See the code below demonstrating how this works in practice:


In [18]:
from scipy.spatial.distance import jensenshannon

lda = LatentDirichletAllocation(n_components=5, random_state=42, n_jobs=-1)
lda.fit(abstract_vectorized)

topics1 = lda.transform(abstract_vectorized[0,:])
topics2 = lda.transform(abstract_vectorized[1,:])
topics3 = lda.transform(abstract_vectorized[500,:])

print(topics1)
print(topics2)
print(topics3)

print(jensenshannon(topics1.ravel(), topics2.ravel()))
print(jensenshannon(topics1.ravel(), topics3.ravel()))
print(jensenshannon(topics2.ravel(), topics3.ravel()))

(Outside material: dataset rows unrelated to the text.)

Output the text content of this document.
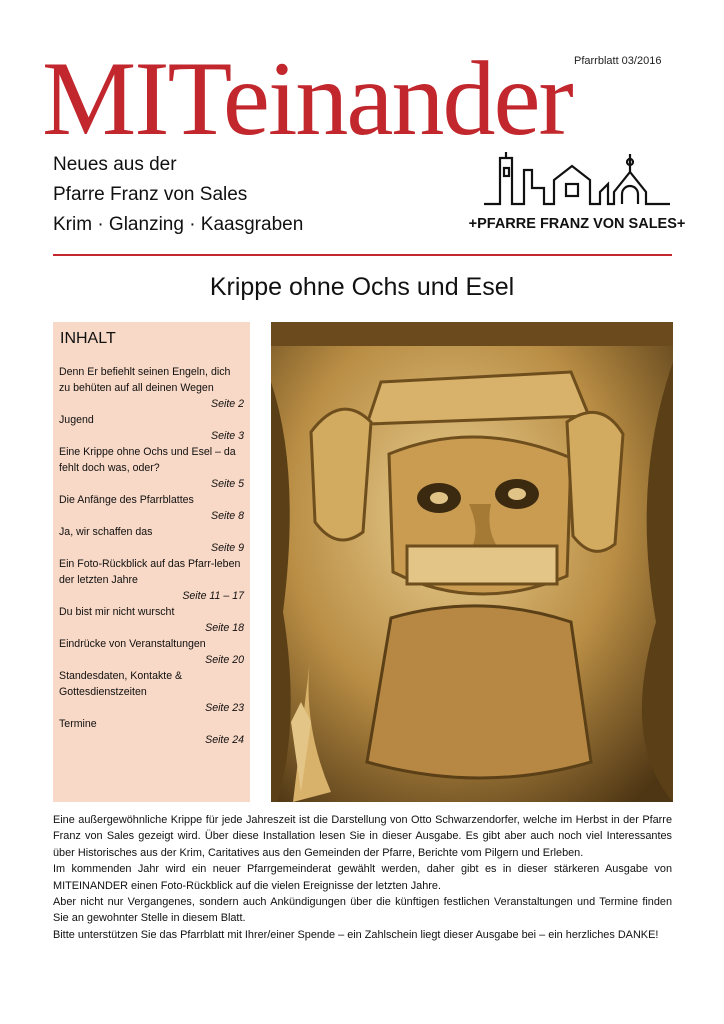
Pfarrblatt 03/2016
MITeinander
Neues aus der
Pfarre Franz von Sales
Krim · Glanzing · Kaasgraben	+PFARRE FRANZ VON SALES+
Krippe ohne Ochs und Esel
INHALT
Denn Er befiehlt seinen Engeln, dich zu behüten auf all deinen Wegen
Seite 2
Jugend
Seite 3
Eine Krippe ohne Ochs und Esel – da fehlt doch was, oder?
Seite 5
Die Anfänge des Pfarrblattes
Seite 8
Ja, wir schaffen das
Seite 9
Ein Foto-Rückblick auf das Pfarr-leben der letzten Jahre
Seite 11 – 17
Du bist mir nicht wurscht
Seite 18
Eindrücke von Veranstaltungen
Seite 20
Standesdaten, Kontakte & Gottesdienstzeiten
Seite 23
Termine
Seite 24

Eine außergewöhnliche Krippe für jede Jahreszeit ist die Darstellung von Otto Schwarzendorfer, welche im Herbst in der Pfarre Franz von Sales gezeigt wird. Über diese Installation lesen Sie in dieser Ausgabe. Es gibt aber auch noch viel Interessantes über Historisches aus der Krim, Caritatives aus den Gemeinden der Pfarre, Berichte vom Pilgern und Erleben.

Im kommenden Jahr wird ein neuer Pfarrgemeinderat gewählt werden, daher gibt es in dieser stärkeren Ausgabe von MITEINANDER einen Foto-Rückblick auf die vielen Ereignisse der letzten Jahre.

Aber nicht nur Vergangenes, sondern auch Ankündigungen über die künftigen festlichen Veranstaltungen und Termine finden Sie an gewohnter Stelle in diesem Blatt.

Bitte unterstützen Sie das Pfarrblatt mit Ihrer/einer Spende – ein Zahlschein liegt dieser Ausgabe bei – ein herzliches DANKE!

[[0.00474498 0.00476342 0.82322269 0.00482352 0.1624454 ]]
[[0.00357595 0.4263573  0.56282776 0.00363762 0.00360137]]
[[0.00299487 0.12900544 0.00295331 0.39454699 0.47049939]]
0.4444883056615585
0.6907981589338485
0.7142871446042901


Using the LDA models you fitted in Exercise 4. Find the topic models for our abstract, and for each of the elements in the dataset. Then, make a function that retrieves the $K$ elements (where $K$ is an integer you can choose!) from the dataset that are closer to our abstract!

## Exercise 5

Compare the recommendations provided by keyword searching, by TDIDF keyword searching, and by topic modelling. 

1. Which recommendation seems more useful?
1. Could you combine the techniques above (at least 2 of them) to get a possibly better recommendation?
1. Can you use an LLM to help with this task? How? Implement an LLM-based solution and compare it with the previous ones.